I'm sorry it took that long. It's now done, you can have prefix 1.2.0 from https://github.com/dimitri/prefix or if you want a tagged tarball then you can use this link: https://github.com/dimitri/prefix/tarball/v1.2.0.

The changelog is all about fixing an index search bug and updating the package to primarily be an extension for PostgreSQL 9.1 and 9.2. Of course older Major Versions are still supported (all of them since 8.1, but please first consider upgrading PostgreSQL) if you want to install it manually, using the prefix--1.2.0.sql file.

debian package

And thanks to Christoph Berg the debian package is already validated and has reached debian experimental. We don't target sid these days because debian is preparing a new stable release, so there's a freeze. I think. Anyway, take your prefix package from here if you need it: http://packages.debian.org/experimental/postgresql-9.1-prefix.

Range Types

If you step back a little there's an interesting question to answer here. Why isn't prefix_range and PostgreSQL Range Type? Given the names it seems like a pretty good candidate.

Well the thing is that to make a generic range type you need to have a total ordering on the range elements, and a distance function that tells you how far any two elements of a range are one from each other.
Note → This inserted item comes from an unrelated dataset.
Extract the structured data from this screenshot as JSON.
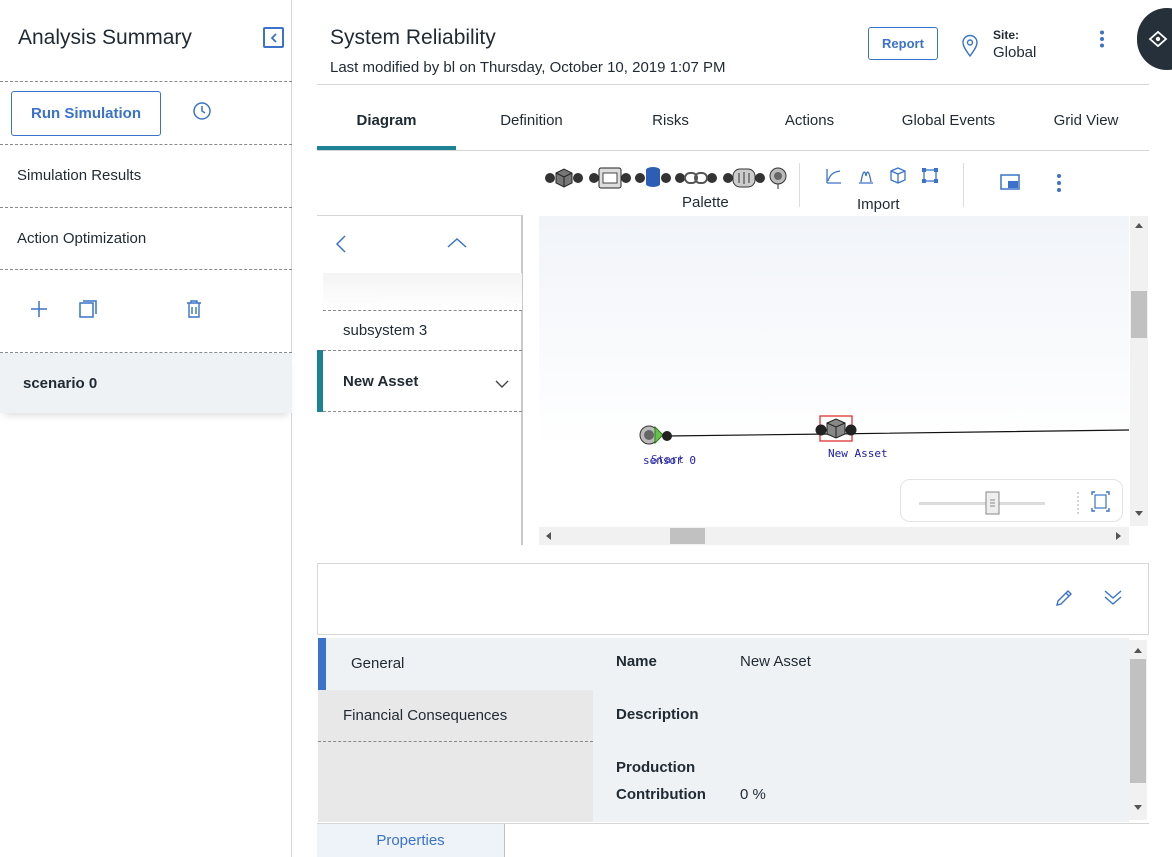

When talking about prefixes, I don't see how to do that. The prefix range ['abcd', 'abce') contains an infinity of elements, all the strings that begin with the letters abcd. I guess that coming with an ordering on text is possible, but what if any text element represents a prefix?

I mean that in our case, the elements would be of type prefix, and 'abcd' is a prefix of 'abcdefg'. The question I want to answer is that given a table with prefixes 'abcd', 'abce' and 'abcde' which row in there has the longest prefix matching the literal 'abcdef'.

I'm not seeing how to abuse the Range Types mechanism to implement that, so if you have some ideas please share them!